Scotch is, presumably because of its cost and boutique diversity, a universal signifier of success. It’s simply much more expensive at comparable quality levels than other spirits, which serves as a huge barrier to entry. Also, the vast differences in flavor between Scotches of different regions–and even the individual distilleries within the same region–creates fierce loyalty, snobbery, and debate.
I haven’t detected a comparable fetishization of any of the other spirits.
I’ve recently become aware of boutique bourbons but Jim Beam still dominates the market and is probably what most people think of as the standard variety, with Maker’s Mark, Wild Turkey, and a couple others that to me are virtually indistinguishable.
Jack Daniels is by far the dominant brand of Tennessee whiskey, the other American varietal. And most think of it as a type of bourbon, Lincoln County Process or no.
There’s some byplay among the various Irish whiskys, mostly among Americans who think there’s some Protestant-Catholic divide among brands (there isn’t). Canadian whiskey gets all of the attention of anything else Canadian.
There are some very pricey high end rums and tequilas out there but, at least in the United States, there’s little prestige associated with those spirits.

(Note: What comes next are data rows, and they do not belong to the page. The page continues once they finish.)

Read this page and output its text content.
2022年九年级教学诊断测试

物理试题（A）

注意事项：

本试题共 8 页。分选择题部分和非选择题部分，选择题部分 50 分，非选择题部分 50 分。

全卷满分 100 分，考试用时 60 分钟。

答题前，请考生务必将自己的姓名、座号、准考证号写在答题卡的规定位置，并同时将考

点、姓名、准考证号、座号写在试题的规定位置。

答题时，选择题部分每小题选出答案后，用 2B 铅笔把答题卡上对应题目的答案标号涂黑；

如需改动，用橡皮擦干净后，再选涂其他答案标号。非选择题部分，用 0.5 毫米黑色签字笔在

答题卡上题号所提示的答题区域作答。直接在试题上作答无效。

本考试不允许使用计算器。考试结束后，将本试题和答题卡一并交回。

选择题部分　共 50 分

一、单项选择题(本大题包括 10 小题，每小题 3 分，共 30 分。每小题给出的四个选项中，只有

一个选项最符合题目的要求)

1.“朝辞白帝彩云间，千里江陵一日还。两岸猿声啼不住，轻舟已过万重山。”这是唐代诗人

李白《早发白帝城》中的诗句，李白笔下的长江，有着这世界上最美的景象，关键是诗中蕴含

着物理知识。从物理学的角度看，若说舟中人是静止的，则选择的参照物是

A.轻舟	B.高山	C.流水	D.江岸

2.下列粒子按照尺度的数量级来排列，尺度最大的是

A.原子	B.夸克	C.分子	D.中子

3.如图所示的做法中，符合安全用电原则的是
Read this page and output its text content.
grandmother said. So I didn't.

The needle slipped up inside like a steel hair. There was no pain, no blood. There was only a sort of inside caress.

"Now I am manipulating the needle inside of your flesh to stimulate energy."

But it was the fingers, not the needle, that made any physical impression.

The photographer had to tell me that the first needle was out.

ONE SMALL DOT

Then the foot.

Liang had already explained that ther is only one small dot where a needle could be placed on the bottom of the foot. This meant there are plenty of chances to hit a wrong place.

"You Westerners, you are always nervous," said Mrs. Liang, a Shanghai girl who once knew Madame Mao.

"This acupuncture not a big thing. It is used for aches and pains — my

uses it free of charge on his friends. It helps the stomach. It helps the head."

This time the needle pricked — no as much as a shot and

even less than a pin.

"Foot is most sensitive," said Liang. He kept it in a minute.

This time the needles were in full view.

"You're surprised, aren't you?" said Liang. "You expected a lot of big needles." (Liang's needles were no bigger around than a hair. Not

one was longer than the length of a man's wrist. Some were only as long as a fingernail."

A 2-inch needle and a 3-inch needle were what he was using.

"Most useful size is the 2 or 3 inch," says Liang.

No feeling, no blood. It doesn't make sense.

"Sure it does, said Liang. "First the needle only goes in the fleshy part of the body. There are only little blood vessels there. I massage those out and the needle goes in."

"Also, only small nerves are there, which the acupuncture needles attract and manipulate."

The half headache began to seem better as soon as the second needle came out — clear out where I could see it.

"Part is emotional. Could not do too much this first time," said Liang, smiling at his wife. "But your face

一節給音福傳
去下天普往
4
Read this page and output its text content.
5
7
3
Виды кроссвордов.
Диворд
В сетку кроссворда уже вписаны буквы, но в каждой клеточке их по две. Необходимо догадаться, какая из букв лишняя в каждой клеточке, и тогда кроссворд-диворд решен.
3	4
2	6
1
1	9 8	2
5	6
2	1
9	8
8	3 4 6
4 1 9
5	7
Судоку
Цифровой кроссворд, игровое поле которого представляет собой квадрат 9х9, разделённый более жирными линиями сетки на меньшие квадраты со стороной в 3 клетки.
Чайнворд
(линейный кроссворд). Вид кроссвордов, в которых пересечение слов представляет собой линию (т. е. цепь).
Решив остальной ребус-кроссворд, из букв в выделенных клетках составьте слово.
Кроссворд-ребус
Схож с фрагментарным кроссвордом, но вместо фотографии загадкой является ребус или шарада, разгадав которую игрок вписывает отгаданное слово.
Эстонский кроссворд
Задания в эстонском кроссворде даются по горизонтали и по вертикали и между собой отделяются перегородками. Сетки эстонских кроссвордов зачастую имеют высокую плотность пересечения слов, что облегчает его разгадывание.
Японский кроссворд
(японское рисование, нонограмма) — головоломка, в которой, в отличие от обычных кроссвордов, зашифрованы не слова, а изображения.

Vodka and gin are poor man’s booze, although plenty of it finds its way into rich people’s martini glasses. There’s been a trend in recent years towards higher end labels, with Grey Goose and Bombay Sapphire exemplars; but they’re still cheap compared to even a basic single malt Scotch.
There are all manner of other spirits out there (applejack, absinthe, etc.) but they’re novelty beverages, at least in my circles.
Then, of course, there’s wine snobbery and the recent advent of microbrew beers and the associated snobbery. But that’s a whole ‘nother topic.